In sharing the announcement, NACDS president and CEO Steven Anderson said: “This Oklahoma law – like others similar to it – not only is appropriate, but also vital for patients and for the pharmacies that serve them. NACDS is pleased to be on this brief.”

In 2019, the Oklahoma Legislature passed the Patient’s Right to Pharmacy Choice Act to protect Oklahomans’ access to pharmacy providers and protect pharmacies from self-serving practices of PBMs. The new law was soon challenged in court by the Pharmaceutical Care Management Association (PCMA, the PBMs’ trade lobby).

In early April, the U.S. District Court for the Western District of Oklahoma ruled largely in favor of the State of Oklahoma and Insurance Commissioner Glen Mulready in PCMA v. Mulready, upholding most of the Oklahoma statute against a federal preemption challenge. PCMA appealed that decision to the U.S. Court of Appeals for the Tenth Circuit, asserting that only four of the provisions are preempted by ERISA and Medicare Part D, retreating from the 14 it originally had challenged. No date has been set for oral arguments.

The joint amicus brief notes that, “The law at issue here, the Oklahoma Patient’s Right to Pharmacy Choice Act, addresses a subset of the business practices of PBMs that have inhibited safe, cost-effective, and convenient access to pharmacy care.”

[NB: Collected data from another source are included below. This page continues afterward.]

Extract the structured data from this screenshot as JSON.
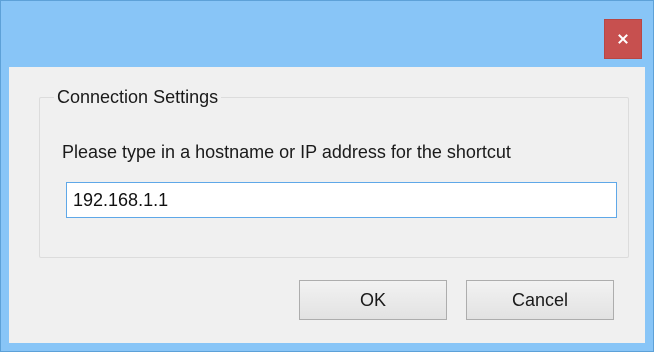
{
  "window": {
    "close_icon": "close-icon",
    "close_color": "#c7504f",
    "frame_color": "#88c5f7"
  },
  "group": {
    "legend": "Connection Settings",
    "prompt": "Please type in a hostname or IP address for the shortcut"
  },
  "host_input": {
    "value": "192.168.1.1"
  },
  "buttons": {
    "ok_label": "OK",
    "cancel_label": "Cancel"
  }
}
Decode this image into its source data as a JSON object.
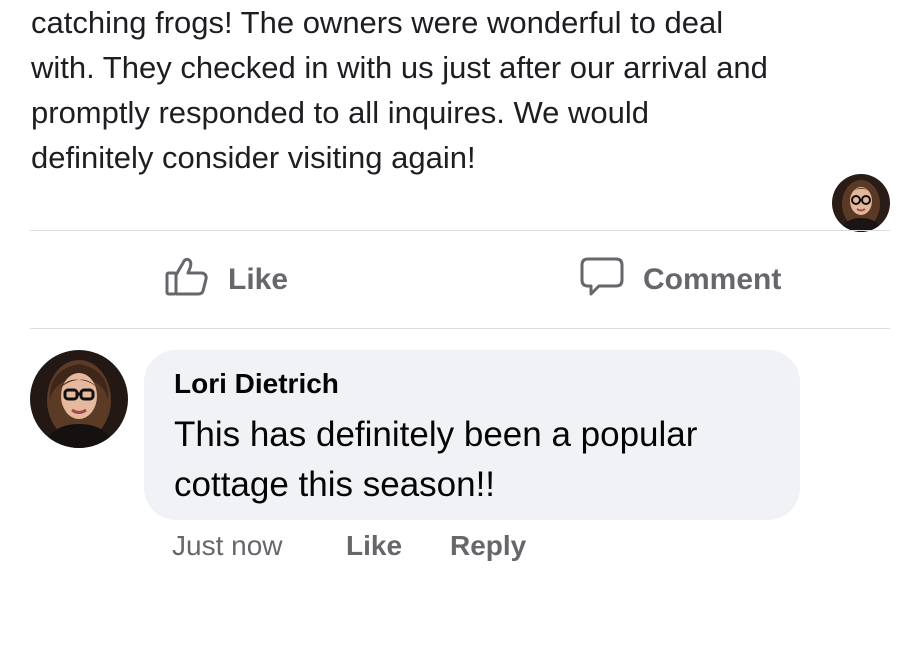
{
  "post": {
    "text_lines": [
      "catching frogs! The owners were wonderful to deal",
      "with. They checked in with us just after our arrival and",
      "promptly responded to all inquires. We would",
      "definitely consider visiting again!"
    ]
  },
  "actions": {
    "like_label": "Like",
    "comment_label": "Comment",
    "like_icon": "thumbs-up-icon",
    "comment_icon": "speech-bubble-icon"
  },
  "comment": {
    "author": "Lori Dietrich",
    "text_lines": [
      "This has definitely been a popular",
      "cottage this season!!"
    ],
    "timestamp": "Just now",
    "like_label": "Like",
    "reply_label": "Reply"
  },
  "colors": {
    "secondary_text": "#65676b",
    "bubble_bg": "#f0f2f5",
    "divider": "#dadde1"
  }
}
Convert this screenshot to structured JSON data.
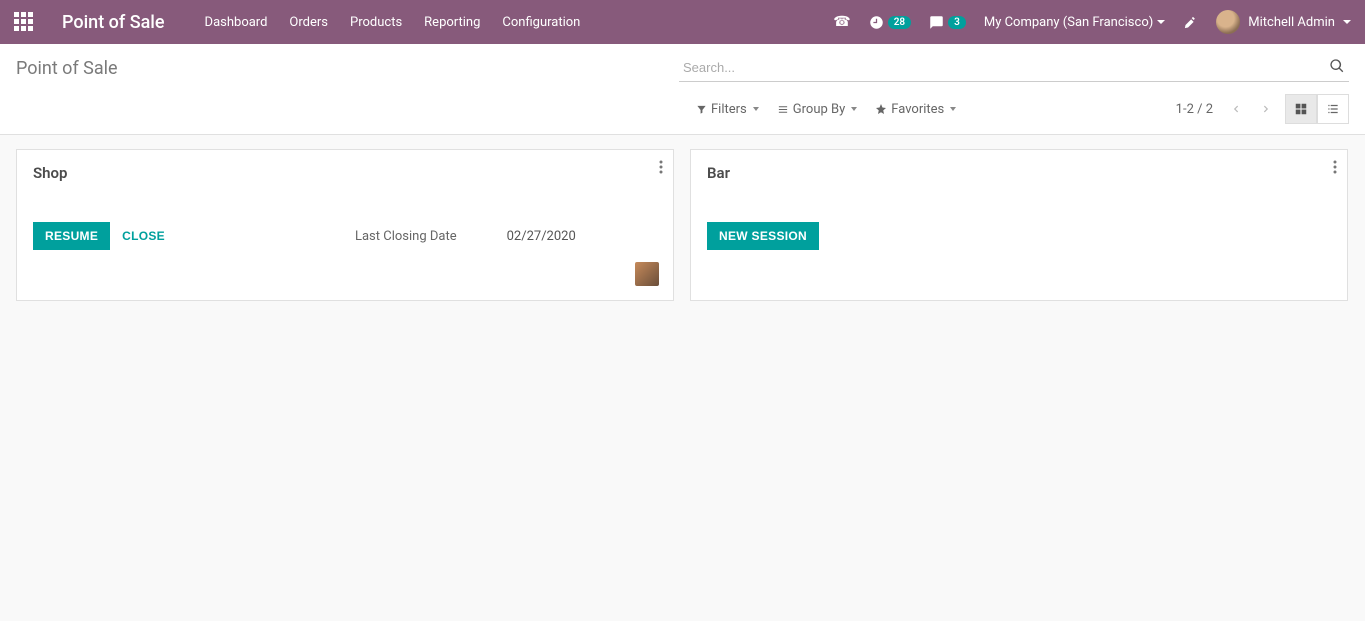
{
  "header": {
    "brand": "Point of Sale",
    "menu": [
      "Dashboard",
      "Orders",
      "Products",
      "Reporting",
      "Configuration"
    ],
    "clock_count": "28",
    "chat_count": "3",
    "company": "My Company (San Francisco)",
    "user_name": "Mitchell Admin"
  },
  "control_panel": {
    "breadcrumb": "Point of Sale",
    "search_placeholder": "Search...",
    "filters_label": "Filters",
    "groupby_label": "Group By",
    "favorites_label": "Favorites",
    "pager": "1-2 / 2"
  },
  "cards": [
    {
      "title": "Shop",
      "primary_btn": "RESUME",
      "secondary_btn": "CLOSE",
      "closing_label": "Last Closing Date",
      "closing_date": "02/27/2020",
      "has_avatar": true
    },
    {
      "title": "Bar",
      "primary_btn": "NEW SESSION",
      "secondary_btn": "",
      "closing_label": "",
      "closing_date": "",
      "has_avatar": false
    }
  ]
}
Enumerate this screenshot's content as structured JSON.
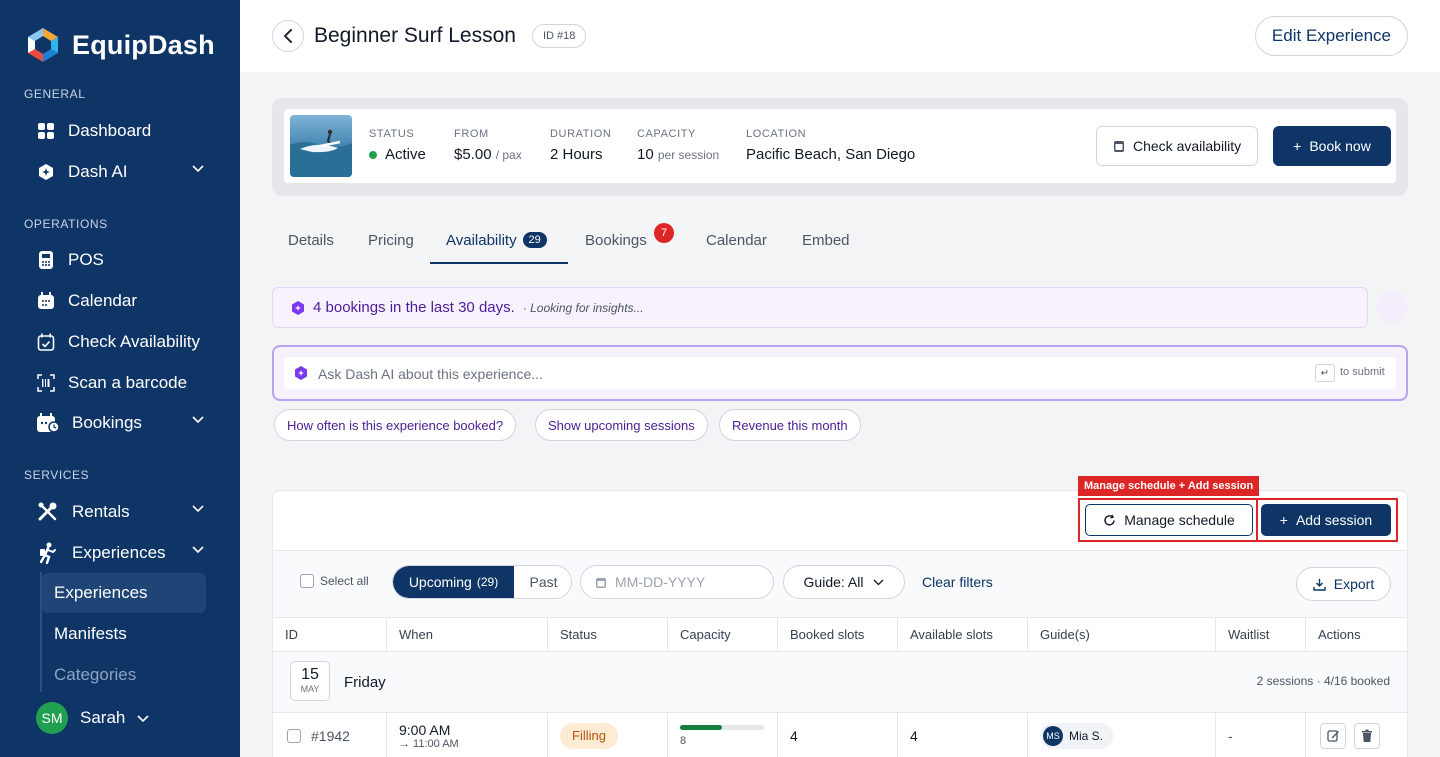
{
  "sidebar": {
    "brand": "EquipDash",
    "sections": {
      "general": "GENERAL",
      "operations": "OPERATIONS",
      "services": "SERVICES"
    },
    "items": {
      "dashboard": "Dashboard",
      "dash_ai": "Dash AI",
      "pos": "POS",
      "calendar": "Calendar",
      "check_availability": "Check Availability",
      "scan_barcode": "Scan a barcode",
      "bookings": "Bookings",
      "rentals": "Rentals",
      "experiences": "Experiences"
    },
    "sub_items": {
      "experiences": "Experiences",
      "manifests": "Manifests",
      "categories": "Categories"
    },
    "user": {
      "initials": "SM",
      "name": "Sarah"
    },
    "colors": {
      "background": "#0e3566",
      "active": "#1f4577"
    }
  },
  "header": {
    "title": "Beginner Surf Lesson",
    "id_badge": "ID #18",
    "edit_label": "Edit Experience"
  },
  "summary": {
    "status_label": "STATUS",
    "status_value": "Active",
    "from_label": "FROM",
    "from_value": "$5.00",
    "from_unit": "/ pax",
    "duration_label": "DURATION",
    "duration_value": "2 Hours",
    "capacity_label": "CAPACITY",
    "capacity_value": "10",
    "capacity_unit": "per session",
    "location_label": "LOCATION",
    "location_value": "Pacific Beach, San Diego",
    "check_label": "Check availability",
    "book_label": "Book now"
  },
  "tabs": {
    "details": "Details",
    "pricing": "Pricing",
    "availability": "Availability",
    "availability_count": "29",
    "bookings": "Bookings",
    "bookings_badge": "7",
    "calendar": "Calendar",
    "embed": "Embed"
  },
  "insight": {
    "text": "4 bookings in the last 30 days.",
    "sub": "· Looking for insights..."
  },
  "ask": {
    "placeholder": "Ask Dash AI about this experience...",
    "submit_hint": "to submit",
    "chips": [
      "How often is this experience booked?",
      "Show upcoming sessions",
      "Revenue this month"
    ]
  },
  "annotation": {
    "label": "Manage schedule + Add session",
    "color": "#dc2626"
  },
  "actions": {
    "manage": "Manage schedule",
    "add": "Add session"
  },
  "filters": {
    "select_all": "Select all",
    "upcoming": "Upcoming",
    "upcoming_count": "(29)",
    "past": "Past",
    "date_placeholder": "MM-DD-YYYY",
    "guide": "Guide: All",
    "clear": "Clear filters",
    "export": "Export"
  },
  "table": {
    "columns": [
      "ID",
      "When",
      "Status",
      "Capacity",
      "Booked slots",
      "Available slots",
      "Guide(s)",
      "Waitlist",
      "Actions"
    ],
    "groups": [
      {
        "day_num": "15",
        "month": "MAY",
        "weekday": "Friday",
        "summary": "2 sessions · 4/16 booked",
        "rows": [
          {
            "id": "#1942",
            "start": "9:00 AM",
            "end": "→ 11:00 AM",
            "status": "Filling",
            "capacity": "8",
            "capacity_fill": 0.5,
            "booked": "4",
            "available": "4",
            "guide_initials": "MS",
            "guide_name": "Mia S.",
            "waitlist": "-"
          }
        ]
      }
    ]
  }
}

The brief makes several powerful arguments in support of the Patient’s Right to Pharmacy Choice Act, including:

  • The Act is not preempted by the Employee Retirement Income Security Act of 1984 (ERISA), because PBMs are not ERISA plans. Furthermore, the U.S. Supreme Court decision in Rutledge v. PCMA allows states to regulate the practices of third-party providers to ERISA plans — such as PBMs — even if those regulations indirectly affect ERISA plans.
  • The Act’s “preferred network provision” is not preempted by Medicare Part D, as that space is not regulated by the federal government.